Tigre blanco             5 puntos

The White Tiger; Estados Unidos/India, 2020

Dirección: Ramin Bahrani.

Guion: Aravind Adiga y Ramin Bahrani.

Duración: 125 minutos.

Intérpretes: Adarsh Gourav, Rajkummar Rao, Priyanka Chopra, Mahesh Manjrekar, Swaroop Sampat.

Estreno: en Netflix.

En cierto momento de Tigre blanco el protagonista, narrador de su propia historia de ascenso social, hace una referencia directa a ¿Quién quiere ser millonario?, aquella oda miserabilista que terminó ganando ocho premios Oscar en la temporada 2008. Esta adaptación de la novela homónima del indio-australiano Aravind Adiga, dirigida por el iraní-estadounidense Ramin Bahrani, posee muchas diferencias con la famosa película de Danny Boyle, pero comparte en su código genético algunas características. En particular una mirada paternalista y, por momentos, abiertamente cínica, hacia la India. Como el libro, el film es también una particular apropiación del policial negro y en esas instancias, formateadas por los trazos del género, el relato genera chispazos de interés. Cuando, en cambio, intenta ofrecer una lectura satírica de la sociedad del gigante asiático, amparada en aquello de que el pez grande se come al más chico (con excepciones, como en este caso), el relato no logra despegar del nivel más básico de interpretación de la realidad.

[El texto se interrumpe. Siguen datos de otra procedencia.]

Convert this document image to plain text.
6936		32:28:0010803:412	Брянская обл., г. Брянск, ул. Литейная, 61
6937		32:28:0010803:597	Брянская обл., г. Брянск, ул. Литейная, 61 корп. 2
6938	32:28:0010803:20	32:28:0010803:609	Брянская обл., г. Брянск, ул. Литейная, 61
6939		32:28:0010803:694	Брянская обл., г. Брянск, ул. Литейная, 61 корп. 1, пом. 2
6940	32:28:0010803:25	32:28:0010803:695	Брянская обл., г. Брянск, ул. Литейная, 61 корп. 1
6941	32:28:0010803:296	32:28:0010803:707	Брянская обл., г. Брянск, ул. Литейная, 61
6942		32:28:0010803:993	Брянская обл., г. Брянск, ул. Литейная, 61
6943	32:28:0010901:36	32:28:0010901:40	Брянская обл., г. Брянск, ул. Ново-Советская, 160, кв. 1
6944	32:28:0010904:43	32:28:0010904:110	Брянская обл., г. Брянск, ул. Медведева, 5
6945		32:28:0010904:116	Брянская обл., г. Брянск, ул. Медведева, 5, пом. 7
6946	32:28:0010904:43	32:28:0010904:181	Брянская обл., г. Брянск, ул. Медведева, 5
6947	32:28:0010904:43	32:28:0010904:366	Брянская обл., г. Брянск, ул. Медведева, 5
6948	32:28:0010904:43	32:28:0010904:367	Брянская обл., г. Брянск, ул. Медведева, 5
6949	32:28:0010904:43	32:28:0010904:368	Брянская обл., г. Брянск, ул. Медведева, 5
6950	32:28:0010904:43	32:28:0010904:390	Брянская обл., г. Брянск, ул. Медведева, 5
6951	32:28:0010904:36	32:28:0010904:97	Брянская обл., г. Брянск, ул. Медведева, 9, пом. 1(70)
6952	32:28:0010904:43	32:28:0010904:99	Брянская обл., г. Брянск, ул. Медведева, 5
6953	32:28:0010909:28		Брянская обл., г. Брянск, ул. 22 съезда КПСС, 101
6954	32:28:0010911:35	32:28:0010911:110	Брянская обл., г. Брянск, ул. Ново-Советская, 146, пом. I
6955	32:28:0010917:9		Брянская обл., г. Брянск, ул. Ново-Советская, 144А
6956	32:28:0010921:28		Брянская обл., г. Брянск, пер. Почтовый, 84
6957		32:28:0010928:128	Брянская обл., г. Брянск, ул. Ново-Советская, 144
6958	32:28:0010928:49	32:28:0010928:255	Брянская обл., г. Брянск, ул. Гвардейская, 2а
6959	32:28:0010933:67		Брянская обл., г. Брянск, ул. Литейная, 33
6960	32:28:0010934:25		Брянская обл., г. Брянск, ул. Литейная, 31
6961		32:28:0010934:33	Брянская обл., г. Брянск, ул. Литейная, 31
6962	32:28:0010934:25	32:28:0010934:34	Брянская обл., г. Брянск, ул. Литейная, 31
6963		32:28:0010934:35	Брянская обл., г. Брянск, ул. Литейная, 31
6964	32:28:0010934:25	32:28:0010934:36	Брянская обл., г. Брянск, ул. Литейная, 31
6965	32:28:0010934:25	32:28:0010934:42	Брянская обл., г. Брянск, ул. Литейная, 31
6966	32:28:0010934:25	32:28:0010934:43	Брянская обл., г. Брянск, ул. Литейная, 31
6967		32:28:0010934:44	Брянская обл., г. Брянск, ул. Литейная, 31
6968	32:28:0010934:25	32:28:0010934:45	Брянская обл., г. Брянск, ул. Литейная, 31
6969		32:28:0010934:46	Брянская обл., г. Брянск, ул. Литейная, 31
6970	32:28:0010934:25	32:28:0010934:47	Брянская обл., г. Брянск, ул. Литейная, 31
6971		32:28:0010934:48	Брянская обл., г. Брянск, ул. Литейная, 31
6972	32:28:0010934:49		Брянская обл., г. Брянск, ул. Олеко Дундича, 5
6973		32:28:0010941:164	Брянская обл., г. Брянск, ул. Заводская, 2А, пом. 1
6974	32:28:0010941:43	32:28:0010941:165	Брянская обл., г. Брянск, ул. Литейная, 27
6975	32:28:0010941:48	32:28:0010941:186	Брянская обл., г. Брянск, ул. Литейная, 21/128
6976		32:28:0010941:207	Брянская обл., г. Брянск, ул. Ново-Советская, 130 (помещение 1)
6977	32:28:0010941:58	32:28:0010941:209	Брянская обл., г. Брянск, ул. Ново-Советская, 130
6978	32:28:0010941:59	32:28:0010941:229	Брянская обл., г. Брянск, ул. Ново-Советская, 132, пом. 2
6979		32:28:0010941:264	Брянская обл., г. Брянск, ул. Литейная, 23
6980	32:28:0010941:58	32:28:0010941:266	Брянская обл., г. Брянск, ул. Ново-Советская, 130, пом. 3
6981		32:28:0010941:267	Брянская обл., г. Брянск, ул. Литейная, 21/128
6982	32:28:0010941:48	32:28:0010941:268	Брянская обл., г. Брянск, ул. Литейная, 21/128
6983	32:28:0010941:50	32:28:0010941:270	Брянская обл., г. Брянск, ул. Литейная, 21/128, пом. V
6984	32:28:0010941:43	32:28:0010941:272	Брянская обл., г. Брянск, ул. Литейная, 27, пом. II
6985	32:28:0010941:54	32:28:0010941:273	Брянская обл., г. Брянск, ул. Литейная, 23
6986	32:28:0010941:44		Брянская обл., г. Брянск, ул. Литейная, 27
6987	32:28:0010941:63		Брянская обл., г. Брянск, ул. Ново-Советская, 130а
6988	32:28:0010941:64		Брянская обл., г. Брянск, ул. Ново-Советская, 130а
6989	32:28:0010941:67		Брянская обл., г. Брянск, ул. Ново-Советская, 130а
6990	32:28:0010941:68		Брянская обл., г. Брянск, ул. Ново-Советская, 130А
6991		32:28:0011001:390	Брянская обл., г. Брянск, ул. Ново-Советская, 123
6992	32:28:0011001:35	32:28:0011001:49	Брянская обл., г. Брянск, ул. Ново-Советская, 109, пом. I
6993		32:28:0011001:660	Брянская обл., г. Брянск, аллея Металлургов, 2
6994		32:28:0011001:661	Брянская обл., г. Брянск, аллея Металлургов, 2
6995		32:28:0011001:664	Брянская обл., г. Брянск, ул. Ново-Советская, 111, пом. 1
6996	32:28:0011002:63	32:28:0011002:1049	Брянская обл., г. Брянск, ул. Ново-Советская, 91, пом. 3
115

El cuento de hadas oscuro de Balram (Adarsh Gourav), un joven de casta inferior del estado de Delhi, comienza con la posibilidad de acceder a un puesto de chofer en la mansión de una rica familia de la capital india. Los mismos “patrones” que vienen cobrando en su pueblo natal dinero de protección y otras yerbas desde tiempos inmemoriales. El joven Ashok (Rajkummar Rao, estrella del cine de Bollywood), recién regresado de los Estados Unidos con una joven esposa, será de allí en más su jefe. Su amo, en términos ancestrales. Concepto que, como su complemento, “sirviente”, Balram lleva en sus venas como una maldición transmitida de generación en generación. Así, las humillaciones se sobreponen siempre con una sonrisa en los labios y un “sí, señor” a flor de piel. Al menos en un primer momento: el comienzo de Tigre blanco, con el protagonista instalado en Bangalore, vestido con un traje lujoso y una actitud mucho menos servicial, demuestra que, en algún mojón del camino, su vida dará un giro radical. Por las buenas o por las malas.

En el punto más bajo de las aspiraciones del particular héroe, el joven se topa con un marginal que, sin letrina a la vista, defeca al aire libre y a la vista de todos. Balram lo imita, mientras ambos se miran y sonríen. Es una breve escena que recrea la descripción de Adiga de la pobreza extrema de ciertos estamentos de la sociedad india. Otro personaje secundario, pero de relevancia, explicita la expansión de la corrupción: una mujer a quien todos llaman La Gran Socialista, una encumbrada política surgida de las clases bajas que, como sus contrincantes, ha hecho carrera a partir de las ofrendas en metálico de las fuerzas vivas de Nueva Delhi. Balram observa y anota, sin poder accionar sobre su situación y estatus, hasta que la determinación de quebrar el círculo que lo mantiene esclavo –la jaula de las gallinas, en sus palabras– lo empuja a cometer hechos que nunca hubiera imaginado.

Todo ello, por supuesto, luego de casi dos horas de película, de manera tal que el espectador empatice por completo antes de enfrentarlo con las zonas menos luminosas del protagonista. La película de Bahrani (el director de 99 Homes y la versión 2018 de Fahrenheit 451) es ingeniosa, narrada como está a la manera de un rompecabezas, con idas y vueltas en el tiempo que van acercando información y detalles. Pero hay algo del orden de la misantropía, perfectamente calculada y calibrada, que comienza a molestar desde temprano. No se trata de pedir condiciones redentoras al relato o a los personajes: nadie debería demandarle eso a una película. Pero como fábula de odio de clase, revelado a la manera de una epifanía y encumbrado como ejemplo del capitalismo más salvaje, Tigre blanco no logra ir más allá de la farsa superficial.